Sign Club

chris allmon

Being foreign isn’t the only thing that can cause a language barrier. Hearing impairments  can entirely change the way people communicate. Sign Language Club, led by social studies teacher Ron Swall, helps make a language that had been otherwise skipped over by the school population noticed.

“If you come across a [deaf] person you need to talk to, it’s important to know sign language,” sophomore Kara Kelly said.
Many students have joined the club, who had their first meeting back on February 10, and for many reasons like how sign language differs from spoken English.
“I thought it was different than other languages,” junior Hannah Oberrieder said. “It’s really cool, a totally different world.”
Others joined because they were looking for a good time after school.
“I joined because I thought it would be fun. It’s always fun to learn a new language,” Kelly said.
“It’s really cool because I’m taking Spanish and i can talk to people in Spanish but it would be cool if i could speak to someone who knows sign,” Obrerrieder said.
Despite the difference in reasons for going to the club, everyone can agree on one thing, learning how to sign would come in handy to communicate with those who are deaf and hearing impaired.

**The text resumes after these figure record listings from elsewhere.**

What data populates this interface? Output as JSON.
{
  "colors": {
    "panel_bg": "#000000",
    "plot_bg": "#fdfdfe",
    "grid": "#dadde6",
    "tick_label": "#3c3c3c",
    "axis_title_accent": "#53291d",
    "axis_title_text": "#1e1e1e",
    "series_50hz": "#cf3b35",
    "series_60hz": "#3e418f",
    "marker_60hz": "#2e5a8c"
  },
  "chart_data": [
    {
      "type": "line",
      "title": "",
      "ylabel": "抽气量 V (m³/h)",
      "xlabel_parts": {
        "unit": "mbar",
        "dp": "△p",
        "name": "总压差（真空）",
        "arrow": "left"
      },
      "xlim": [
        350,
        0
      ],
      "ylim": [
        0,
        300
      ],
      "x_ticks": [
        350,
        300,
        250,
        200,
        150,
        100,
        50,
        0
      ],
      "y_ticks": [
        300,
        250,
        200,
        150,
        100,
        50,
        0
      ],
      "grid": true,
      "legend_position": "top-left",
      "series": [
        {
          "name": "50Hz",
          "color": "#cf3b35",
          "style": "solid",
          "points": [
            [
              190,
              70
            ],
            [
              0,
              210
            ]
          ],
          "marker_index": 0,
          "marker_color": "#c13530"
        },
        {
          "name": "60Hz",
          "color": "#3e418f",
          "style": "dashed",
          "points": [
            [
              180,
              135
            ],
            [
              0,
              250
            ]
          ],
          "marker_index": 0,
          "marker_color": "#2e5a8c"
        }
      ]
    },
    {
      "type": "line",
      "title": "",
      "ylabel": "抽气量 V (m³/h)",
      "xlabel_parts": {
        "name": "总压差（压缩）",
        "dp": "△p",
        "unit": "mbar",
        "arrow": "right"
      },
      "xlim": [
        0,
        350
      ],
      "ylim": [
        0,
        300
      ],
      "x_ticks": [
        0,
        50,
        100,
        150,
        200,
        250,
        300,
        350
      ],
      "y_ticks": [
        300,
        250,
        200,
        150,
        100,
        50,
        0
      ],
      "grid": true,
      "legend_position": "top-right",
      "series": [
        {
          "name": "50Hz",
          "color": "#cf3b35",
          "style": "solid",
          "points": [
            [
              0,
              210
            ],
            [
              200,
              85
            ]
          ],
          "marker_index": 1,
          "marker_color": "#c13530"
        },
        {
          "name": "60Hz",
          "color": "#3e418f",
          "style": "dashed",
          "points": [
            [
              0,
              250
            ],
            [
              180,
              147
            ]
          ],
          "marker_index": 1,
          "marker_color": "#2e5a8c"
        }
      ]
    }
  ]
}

“[Sign Language Club] is a very good club, its something educational,” Oberrieder said. “We have some weird clubs here, but this is one people can actually use.”
Sign Language club has only had a couple of  meetings so far this year, and is still planning out the semester. However, they have arranged for volunteer staff available in the district and Free State students already fluent in the language.

“We’re [starting with the] alphabet and greetings and that kind of stuff to begin with and then just going where people wanna go,” sponsor Ron Swall said.

Members already know what they want to learn.

“I want to learn cat,” sophomore Maddie Branstrom said.
Hannah Oberrieder has other ideas on what she wants to learn.
“I really want to learn belly button in sign language,” she said. “ I want to learn my name because I forgot how to sign it.”
Sign Language Club meets in Swall’s room, 245, after school at 2:45 on Thursdays. Since the club has only had a handful of meetings so far, so they haven’t really talked enough to really know exactly what they are going to do.

“We spent some time trying to sort out some directions we want to go in, tried to look at what people want to try and learn,” said Swall “The leadership team came up with a couple of games to play like charades where people have to learn a few signs and have to interact using sign language.”

According to Swall, Sign Language Club isn’t all about learning, its also about having fun while learning the language. It’s a neat opportunity to get involved in the school with something that is completely different and out of their comfort zone for not only students but for teachers who also want to expand their communication skills.